Action and horror lovers, don’t let the meaty plot thematics and psychological trauma scare you off. Tokyo Ghoul isn’t just a cerebral experience. Even if you’re only in it for the thrills and want to ignore anything that makes you think, you won’t be disappointed. We see plenty of intricately animated battles and copious amounts of blood.
Tokyo Ghoul’s production is exquisite. I was astounded to see no sign of skimping on character design, environment details, or action sequences. The combat imagery is extremely well balanced. Each ghoul has a unique “kagune” which makes fights foreign enough to be interesting, but they’re not overdone to the point they feel otherworldly. I’m also totally in love with the use of colors in this show. They’re so vivid, bright, vivacious, and completely juxtaposed to the existential darkness often illustrated in the story. They kept my eyes glued to the screen, even as I was wincing during a rather brutal dismemberment… I want to find something to criticize about these first twelve episodes, but I can’t put my heart into it. Even the directing is delicious. The way camera movement and illustration angles combine to accent the mood of scenes is great!
Overall voice acting is decent, but it’s completely topped by Natsuki Hanae expressing Kaneki’s roller coaster dips into hell with great skill.

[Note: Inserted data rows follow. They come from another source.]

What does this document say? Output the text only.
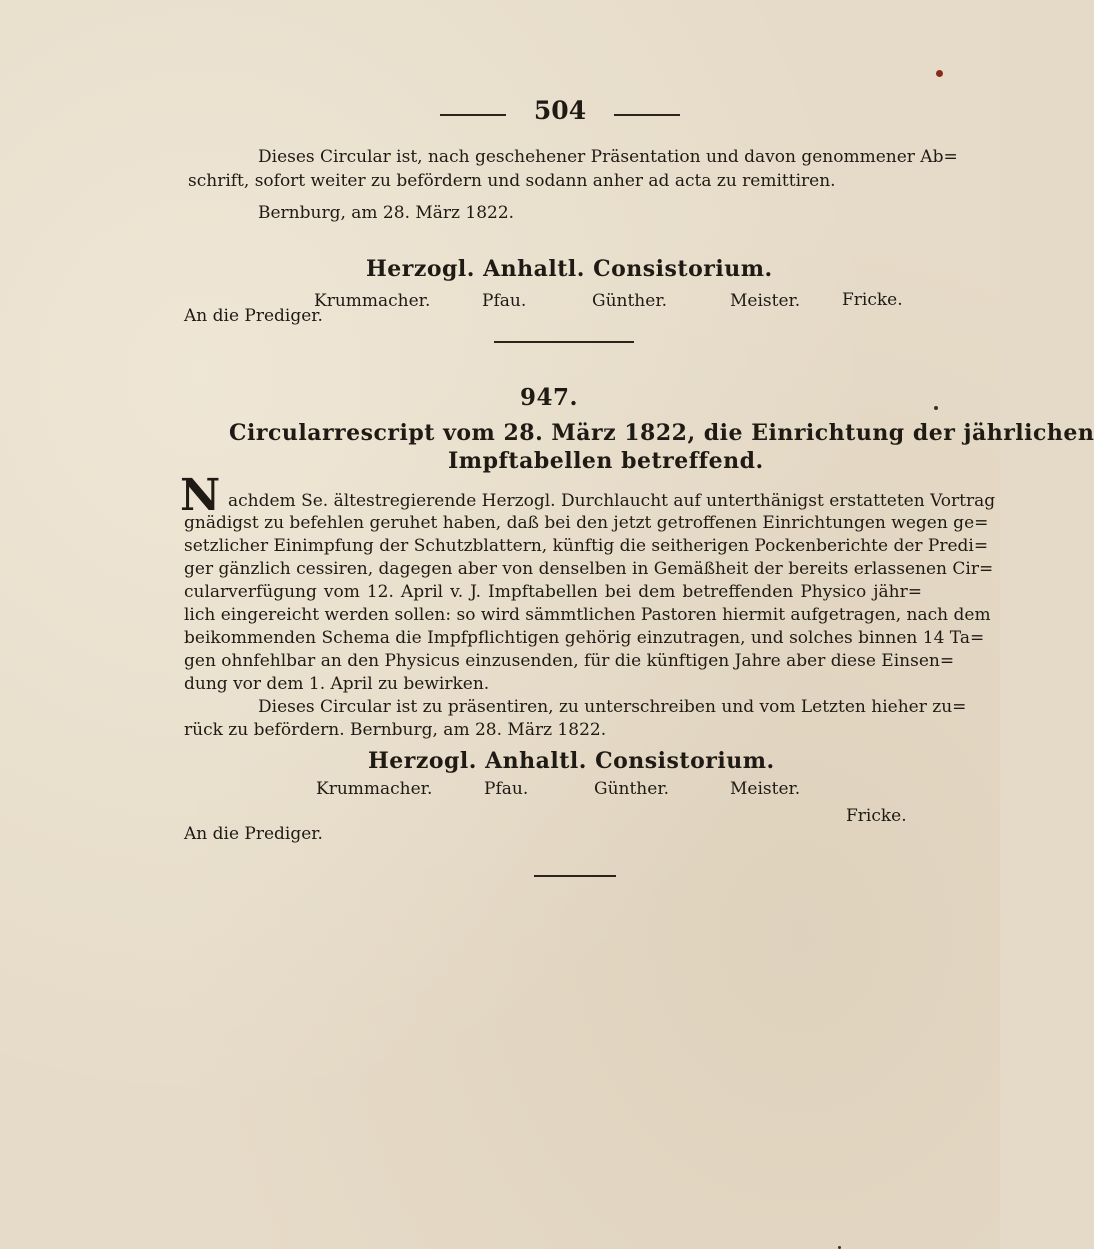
504
Dieses Circular ist, nach geschehener Präsentation und davon genommener Ab=
schrift, sofort weiter zu befördern und sodann anher ad acta zu remittiren.
Bernburg, am 28. März 1822.
Herzogl. Anhaltl. Consistorium.
Krummacher.	Pfau.	Günther.	Meister. Fricke.
An die Prediger.
947.
Circularrescript vom 28. März 1822, die Einrichtung der jährlichen
Impftabellen betreffend.
N achdem Se. ältestregierende Herzogl. Durchlaucht auf unterthänigst erstatteten Vortrag
gnädigst zu befehlen geruhet haben, daß bei den jetzt getroffenen Einrichtungen wegen ge=
setzlicher Einimpfung der Schutzblattern, künftig die seitherigen Pockenberichte der Predi=
ger gänzlich cessiren, dagegen aber von denselben in Gemäßheit der bereits erlassenen Cir=
cularverfügung vom 12. April v. J. Impftabellen bei dem betreffenden Physico jähr=
lich eingereicht werden sollen: so wird sämmtlichen Pastoren hiermit aufgetragen, nach dem
beikommenden Schema die Impfpflichtigen gehörig einzutragen, und solches binnen 14 Ta=
gen ohnfehlbar an den Physicus einzusenden, für die künftigen Jahre aber diese Einsen=
dung vor dem 1. April zu bewirken.
Dieses Circular ist zu präsentiren, zu unterschreiben und vom Letzten hieher zu=
rück zu befördern. Bernburg, am 28. März 1822.
Herzogl. Anhaltl. Consistorium.
Krummacher.	Pfau.	Günther.	Meister.
Fricke.
An die Prediger.
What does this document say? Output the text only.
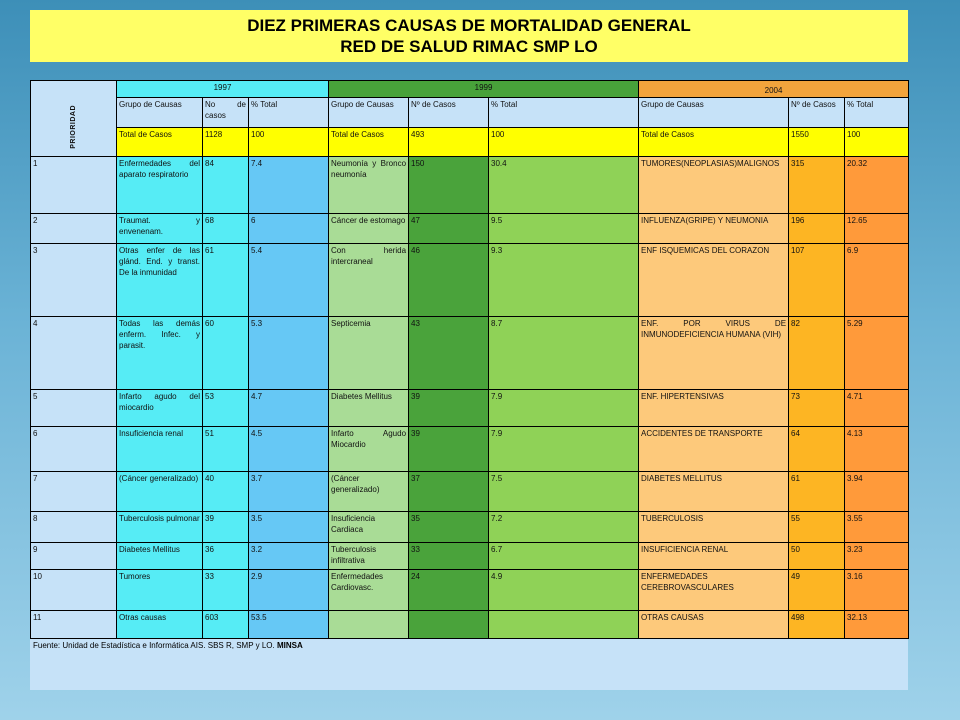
DIEZ PRIMERAS CAUSAS DE MORTALIDAD GENERAL
RED DE SALUD RIMAC SMP LO
PRIORIDAD	1997			1999			2004		
	Grupo de Causas	No de casos	% Total	Grupo de Causas	Nº de Casos	% Total	Grupo de Causas	Nº de Casos	% Total
	Total de Casos	1128	100	Total de Casos	493	100	Total de Casos	1550	100
1	Enfermedades del aparato respiratorio	84	7.4	Neumonía y Bronco neumonía	150	30.4	TUMORES(NEOPLASIAS)MALIGNOS	315	20.32
2	Traumat. y envenenam.	68	6	Cáncer de estomago	47	9.5	INFLUENZA(GRIPE) Y NEUMONIA	196	12.65
3	Otras enfer de las glánd. End. y transt. De la inmunidad	61	5.4	Con herida intercraneal	46	9.3	ENF ISQUEMICAS DEL CORAZON	107	6.9
4	Todas las demás enferm. Infec. y parasit.	60	5.3	Septicemia	43	8.7	ENF. POR VIRUS DE INMUNODEFICIENCIA HUMANA (VIH)	82	5.29
5	Infarto agudo del miocardio	53	4.7	Diabetes Mellitus	39	7.9	ENF. HIPERTENSIVAS	73	4.71
6	Insuficiencia renal	51	4.5	Infarto Agudo Miocardio	39	7.9	ACCIDENTES DE TRANSPORTE	64	4.13
7	(Cáncer generalizado)	40	3.7	(Cáncer generalizado)	37	7.5	DIABETES MELLITUS	61	3.94
8	Tuberculosis pulmonar	39	3.5	Insuficiencia Cardiaca	35	7.2	TUBERCULOSIS	55	3.55
9	Diabetes Mellitus	36	3.2	Tuberculosis infiltrativa	33	6.7	INSUFICIENCIA RENAL	50	3.23
10	Tumores	33	2.9	Enfermedades Cardiovasc.	24	4.9	ENFERMEDADES CEREBROVASCULARES	49	3.16
11	Otras causas	603	53.5				OTRAS CAUSAS	498	32.13
Fuente: Unidad de Estadística e Informática AIS. SBS R, SMP y LO. MINSA
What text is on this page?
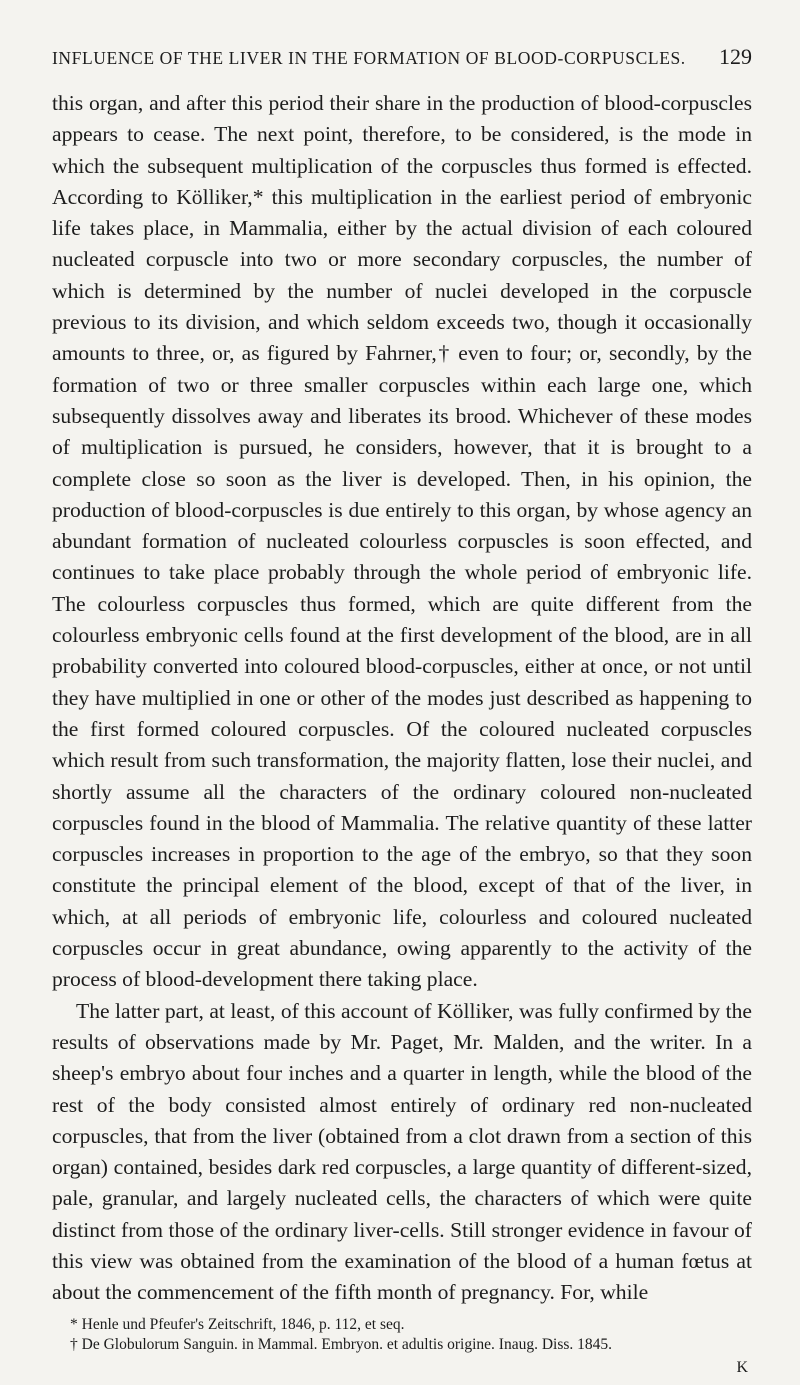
INFLUENCE OF THE LIVER IN THE FORMATION OF BLOOD-CORPUSCLES. 129

this organ, and after this period their share in the production of blood-corpuscles appears to cease. The next point, therefore, to be considered, is the mode in which the subsequent multiplication of the corpuscles thus formed is effected. According to Kölliker,* this multiplication in the earliest period of embryonic life takes place, in Mammalia, either by the actual division of each coloured nucleated corpuscle into two or more secondary corpuscles, the number of which is determined by the number of nuclei developed in the corpuscle previous to its division, and which seldom exceeds two, though it occasionally amounts to three, or, as figured by Fahrner,† even to four; or, secondly, by the formation of two or three smaller corpuscles within each large one, which subsequently dissolves away and liberates its brood. Whichever of these modes of multiplication is pursued, he considers, however, that it is brought to a complete close so soon as the liver is developed. Then, in his opinion, the production of blood-corpuscles is due entirely to this organ, by whose agency an abundant formation of nucleated colourless corpuscles is soon effected, and continues to take place probably through the whole period of embryonic life. The colourless corpuscles thus formed, which are quite different from the colourless embryonic cells found at the first development of the blood, are in all probability converted into coloured blood-corpuscles, either at once, or not until they have multiplied in one or other of the modes just described as happening to the first formed coloured corpuscles. Of the coloured nucleated corpuscles which result from such transformation, the majority flatten, lose their nuclei, and shortly assume all the characters of the ordinary coloured non-nucleated corpuscles found in the blood of Mammalia. The relative quantity of these latter corpuscles increases in proportion to the age of the embryo, so that they soon constitute the principal element of the blood, except of that of the liver, in which, at all periods of embryonic life, colourless and coloured nucleated corpuscles occur in great abundance, owing apparently to the activity of the process of blood-development there taking place.

The latter part, at least, of this account of Kölliker, was fully confirmed by the results of observations made by Mr. Paget, Mr. Malden, and the writer. In a sheep's embryo about four inches and a quarter in length, while the blood of the rest of the body consisted almost entirely of ordinary red non-nucleated corpuscles, that from the liver (obtained from a clot drawn from a section of this organ) contained, besides dark red corpuscles, a large quantity of different-sized, pale, granular, and largely nucleated cells, the characters of which were quite distinct from those of the ordinary liver-cells. Still stronger evidence in favour of this view was obtained from the examination of the blood of a human fœtus at about the commencement of the fifth month of pregnancy. For, while

* Henle und Pfeufer's Zeitschrift, 1846, p. 112, et seq.

† De Globulorum Sanguin. in Mammal. Embryon. et adultis origine. Inaug. Diss. 1845.

K
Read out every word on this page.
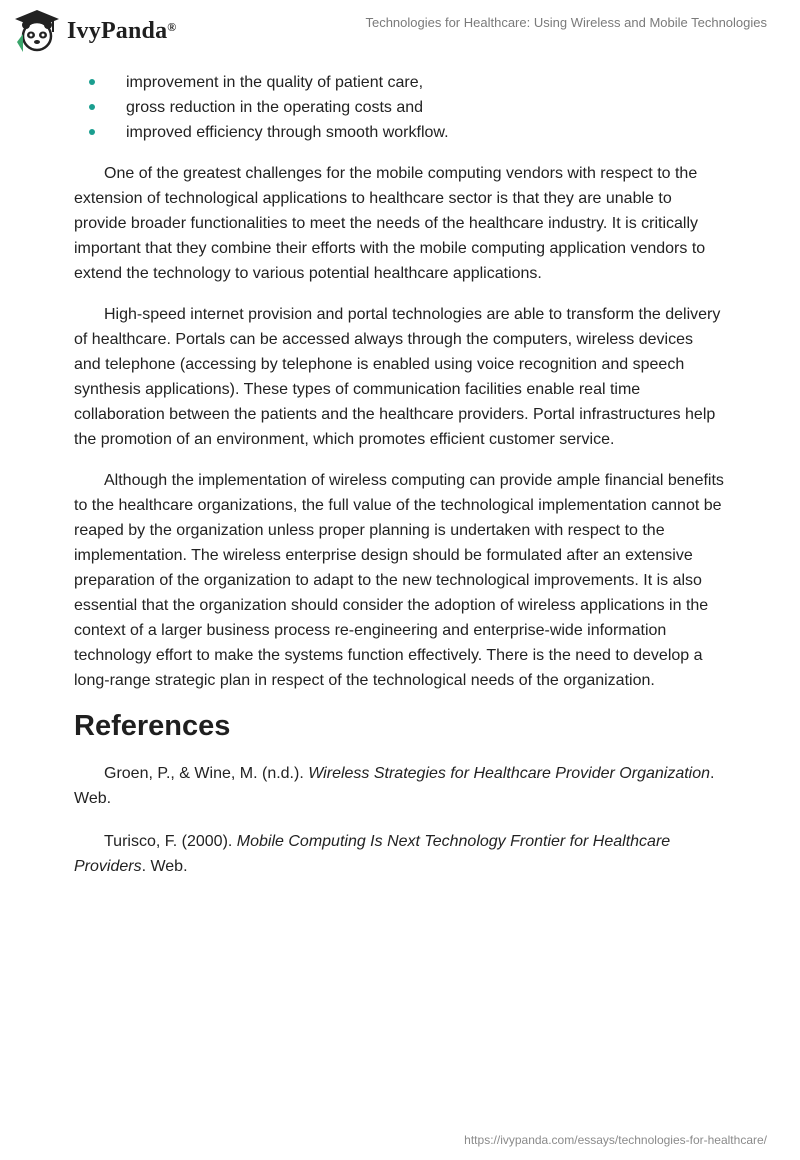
IvyPanda®	Technologies for Healthcare: Using Wireless and Mobile Technologies
improvement in the quality of patient care,
gross reduction in the operating costs and
improved efficiency through smooth workflow.

One of the greatest challenges for the mobile computing vendors with respect to the extension of technological applications to healthcare sector is that they are unable to provide broader functionalities to meet the needs of the healthcare industry. It is critically important that they combine their efforts with the mobile computing application vendors to extend the technology to various potential healthcare applications.

High-speed internet provision and portal technologies are able to transform the delivery of healthcare. Portals can be accessed always through the computers, wireless devices and telephone (accessing by telephone is enabled using voice recognition and speech synthesis applications). These types of communication facilities enable real time collaboration between the patients and the healthcare providers. Portal infrastructures help the promotion of an environment, which promotes efficient customer service.

Although the implementation of wireless computing can provide ample financial benefits to the healthcare organizations, the full value of the technological implementation cannot be reaped by the organization unless proper planning is undertaken with respect to the implementation. The wireless enterprise design should be formulated after an extensive preparation of the organization to adapt to the new technological improvements. It is also essential that the organization should consider the adoption of wireless applications in the context of a larger business process re-engineering and enterprise-wide information technology effort to make the systems function effectively. There is the need to develop a long-range strategic plan in respect of the technological needs of the organization.

References

Groen, P., & Wine, M. (n.d.). Wireless Strategies for Healthcare Provider Organization. Web.

Turisco, F. (2000). Mobile Computing Is Next Technology Frontier for Healthcare Providers. Web.

https://ivypanda.com/essays/technologies-for-healthcare/
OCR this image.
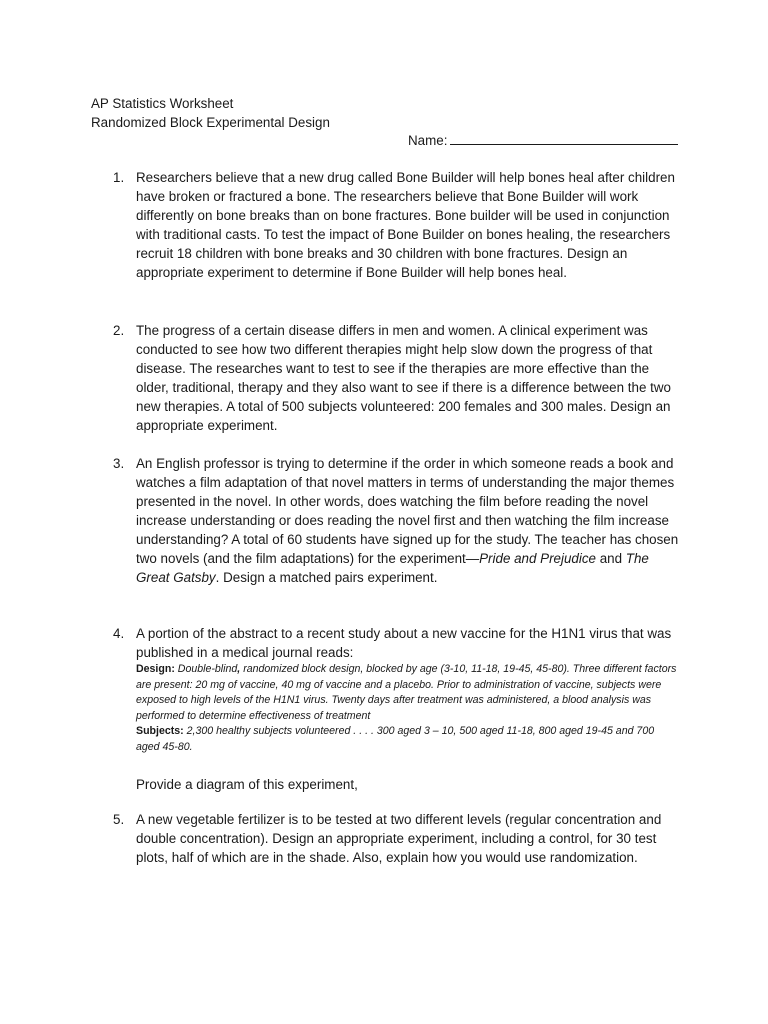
AP Statistics Worksheet
Randomized Block Experimental Design
Name:
1. Researchers believe that a new drug called Bone Builder will help bones heal after children have broken or fractured a bone. The researchers believe that Bone Builder will work differently on bone breaks than on bone fractures. Bone builder will be used in conjunction with traditional casts. To test the impact of Bone Builder on bones healing, the researchers recruit 18 children with bone breaks and 30 children with bone fractures. Design an appropriate experiment to determine if Bone Builder will help bones heal.

2. The progress of a certain disease differs in men and women. A clinical experiment was conducted to see how two different therapies might help slow down the progress of that disease. The researches want to test to see if the therapies are more effective than the older, traditional, therapy and they also want to see if there is a difference between the two new therapies. A total of 500 subjects volunteered: 200 females and 300 males. Design an appropriate experiment.

3. An English professor is trying to determine if the order in which someone reads a book and watches a film adaptation of that novel matters in terms of understanding the major themes presented in the novel. In other words, does watching the film before reading the novel increase understanding or does reading the novel first and then watching the film increase understanding? A total of 60 students have signed up for the study. The teacher has chosen two novels (and the film adaptations) for the experiment—Pride and Prejudice and The Great Gatsby. Design a matched pairs experiment.

4. A portion of the abstract to a recent study about a new vaccine for the H1N1 virus that was published in a medical journal reads:

Design: Double-blind, randomized block design, blocked by age (3-10, 11-18, 19-45, 45-80). Three different factors are present: 20 mg of vaccine, 40 mg of vaccine and a placebo. Prior to administration of vaccine, subjects were exposed to high levels of the H1N1 virus. Twenty days after treatment was administered, a blood analysis was performed to determine effectiveness of treatment

Subjects: 2,300 healthy subjects volunteered . . . . 300 aged 3 – 10, 500 aged 11-18, 800 aged 19-45 and 700 aged 45-80.

Provide a diagram of this experiment,

5. A new vegetable fertilizer is to be tested at two different levels (regular concentration and double concentration). Design an appropriate experiment, including a control, for 30 test plots, half of which are in the shade. Also, explain how you would use randomization.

Production didn’t slack on the musical front, either. The opening theme, Unravel by TK from Ling Tosite Sigure, is intense, emotional, and super relevant to the anime. For the backgrounds, interesting melodies add bite to the incessant parade of visual treats.
Tokyo Ghoul is a rare marvel that offers something for multiple adult audiences. It satisfies the primal need for gory, action-filled supernatural horror as well as it sates the appetite for intense drama and strong characters. At the same time, the series is perfect for those who love a kaleidoscope of pretty, pretty colors, and it’s intensely satisfying for those who are into thoughtful ponderings of existence. No matter which way you lean, you need to get a taste of Tokyo Ghoul.